La répétition est une forme ambiguë ; tantôt elle dénote l’échec, l’impuissance ; tantôt elle peut se lire comme une aspiration, le mouvement obstiné d’une quête qui ne se décourage pas : on pourrait très bien faire entendre le récit de drague comme la métaphore d’une expérience mystique (peut-être même cela a-t-il été fait ; car dans la littérature tout existe : le problème est de savoir où).
Roland Barthes, préface à « Tricks » de Renaud Camus, P.O.L., p. 17.
Il avait toujours rêvé de n’être relié au monde que par un regard immobile et tenu, comme un filet d’eau qui ne tombe pas, ne se divise pas, mais renouvelle son équilibre et son silence. On ne le sut qu’après : son regard était un câble enroulé au treuil du fond des vases.
Michel Besnier, Un lièvre en son gîte, Folle Avoine, p. 75.
Les absentes sont toujours là. Les grandes absentes sont de jour en jour plus hautes et l’ombre qu’elles portent plus opaque.

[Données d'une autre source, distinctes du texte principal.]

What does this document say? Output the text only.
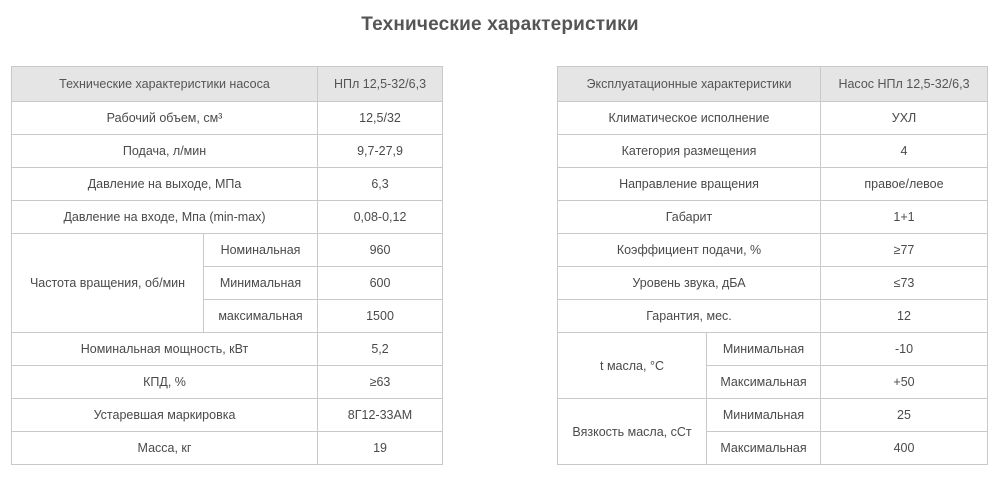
Технические характеристики
Технические характеристики насоса		НПл 12,5-32/6,3
Рабочий объем, см³		12,5/32
Подача, л/мин		9,7-27,9
Давление на выходе, МПа		6,3
Давление на входе, Мпа (min-max)		0,08-0,12
Частота вращения, об/мин	Номинальная	960
	Минимальная	600
	максимальная	1500
Номинальная мощность, кВт		5,2
КПД, %		≥63
Устаревшая маркировка		8Г12-33АМ
Масса, кг		19
Эксплуатационные характеристики		Насос НПл 12,5-32/6,3
Климатическое исполнение		УХЛ
Категория размещения		4
Направление вращения		правое/левое
Габарит		1+1
Коэффициент подачи, %		≥77
Уровень звука, дБА		≤73
Гарантия, мес.		12
t масла, °С	Минимальная	-10
	Максимальная	+50
Вязкость масла, сСт	Минимальная	25
	Максимальная	400
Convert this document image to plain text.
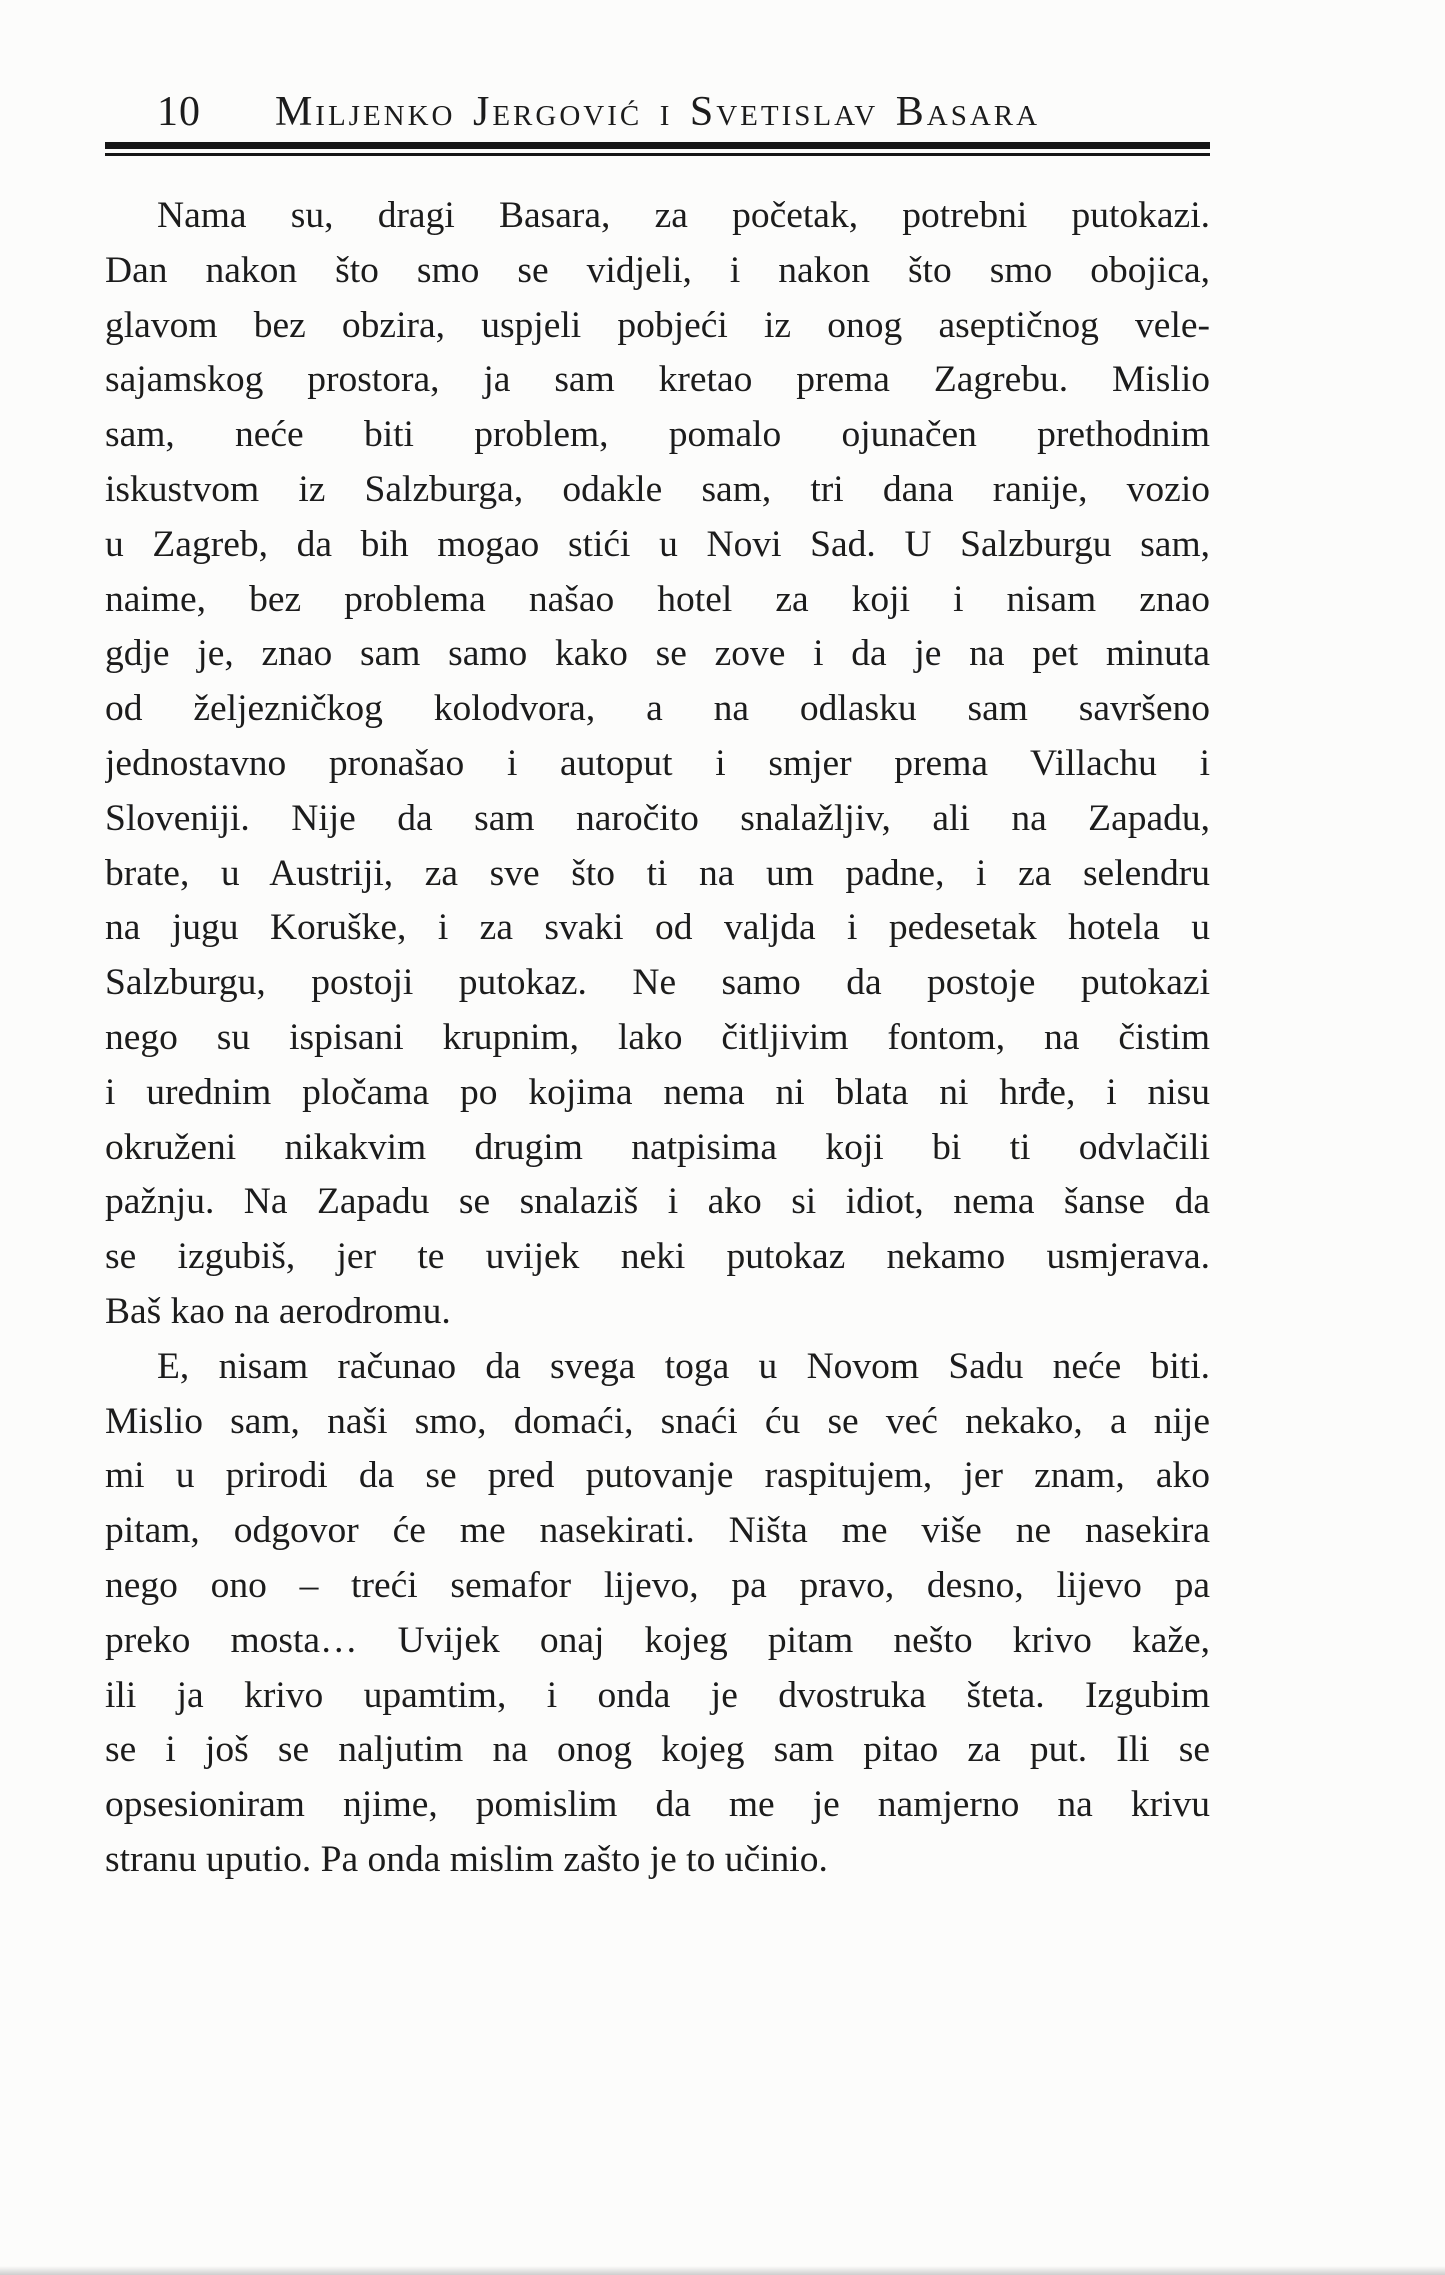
10	Miljenko Jergović i Svetislav Basara
Nama su, dragi Basara, za početak, potrebni putokazi.
Dan nakon što smo se vidjeli, i nakon što smo obojica,
glavom bez obzira, uspjeli pobjeći iz onog aseptičnog vele-
sajamskog prostora, ja sam kretao prema Zagrebu. Mislio
sam, neće biti problem, pomalo ojunačen prethodnim
iskustvom iz Salzburga, odakle sam, tri dana ranije, vozio
u Zagreb, da bih mogao stići u Novi Sad. U Salzburgu sam,
naime, bez problema našao hotel za koji i nisam znao
gdje je, znao sam samo kako se zove i da je na pet minuta
od željezničkog kolodvora, a na odlasku sam savršeno
jednostavno pronašao i autoput i smjer prema Villachu i
Sloveniji. Nije da sam naročito snalažljiv, ali na Zapadu,
brate, u Austriji, za sve što ti na um padne, i za selendru
na jugu Koruške, i za svaki od valjda i pedesetak hotela u
Salzburgu, postoji putokaz. Ne samo da postoje putokazi
nego su ispisani krupnim, lako čitljivim fontom, na čistim
i urednim pločama po kojima nema ni blata ni hrđe, i nisu
okruženi nikakvim drugim natpisima koji bi ti odvlačili
pažnju. Na Zapadu se snalaziš i ako si idiot, nema šanse da
se izgubiš, jer te uvijek neki putokaz nekamo usmjerava.
Baš kao na aerodromu.
E, nisam računao da svega toga u Novom Sadu neće biti.
Mislio sam, naši smo, domaći, snaći ću se već nekako, a nije
mi u prirodi da se pred putovanje raspitujem, jer znam, ako
pitam, odgovor će me nasekirati. Ništa me više ne nasekira
nego ono – treći semafor lijevo, pa pravo, desno, lijevo pa
preko mosta… Uvijek onaj kojeg pitam nešto krivo kaže,
ili ja krivo upamtim, i onda je dvostruka šteta. Izgubim
se i još se naljutim na onog kojeg sam pitao za put. Ili se
opsesioniram njime, pomislim da me je namjerno na krivu
stranu uputio. Pa onda mislim zašto je to učinio.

Ce qui a été perdu a toujours raison.
Pascal Quignard, Terrasse à Rome, Gallimard, p. 150.
Mais si les mots paraissent vivre lorsqu’on projette le film sémantique ou morphologique, ils ne vont pas jusqu’à constituer des phrases ; ils ne sont que les traces du passage des phrases, comme les routes ne sont que les traces du passage des pèlerins ou des caravanes.
Jean-Paul Sartre, « Liberté et facticité : la situation », L’être et le néant, Gallimard, p. 573.
D’où le pouvoir de définition attaché à tous ces canaux hollandais. Il y a là, de toute évidence, un complexe eau-marchandise ; c’est l’eau qui fait l’objet, en lui donnant toutes les nuances d’une mobilité paisible, plane pourrait-on dire, liant des réserves, procédant sans à-coups aux échanges, et faisant de la ville un cadastre de biens agiles. Il faut voir les canaux d’un autre petit peintre, Berckheyde, qui n’a peint à peu près que cette circulation égale de la propriété : tout est pour l’objet voie de procession ; tel point de quai est un reposoir de barils, de bois, de bâches ; l’homme n’a qu’à basculer ou hisser, l’espace, bonne bête, fait le reste, il éloigne, rapproche, trie les choses, les distribue, les reprend, semble n’avoir d’autre fin que d’accomplir le projet de mouvement de toutes ces choses, séparées de la matière par la pellicule ferme et huilée de l’usage ; tous les objets sont ici préparés pour la manipulation, ils ont tous le détachement et la densité des fromages hollandais, ronds, préhensibles, vernissés.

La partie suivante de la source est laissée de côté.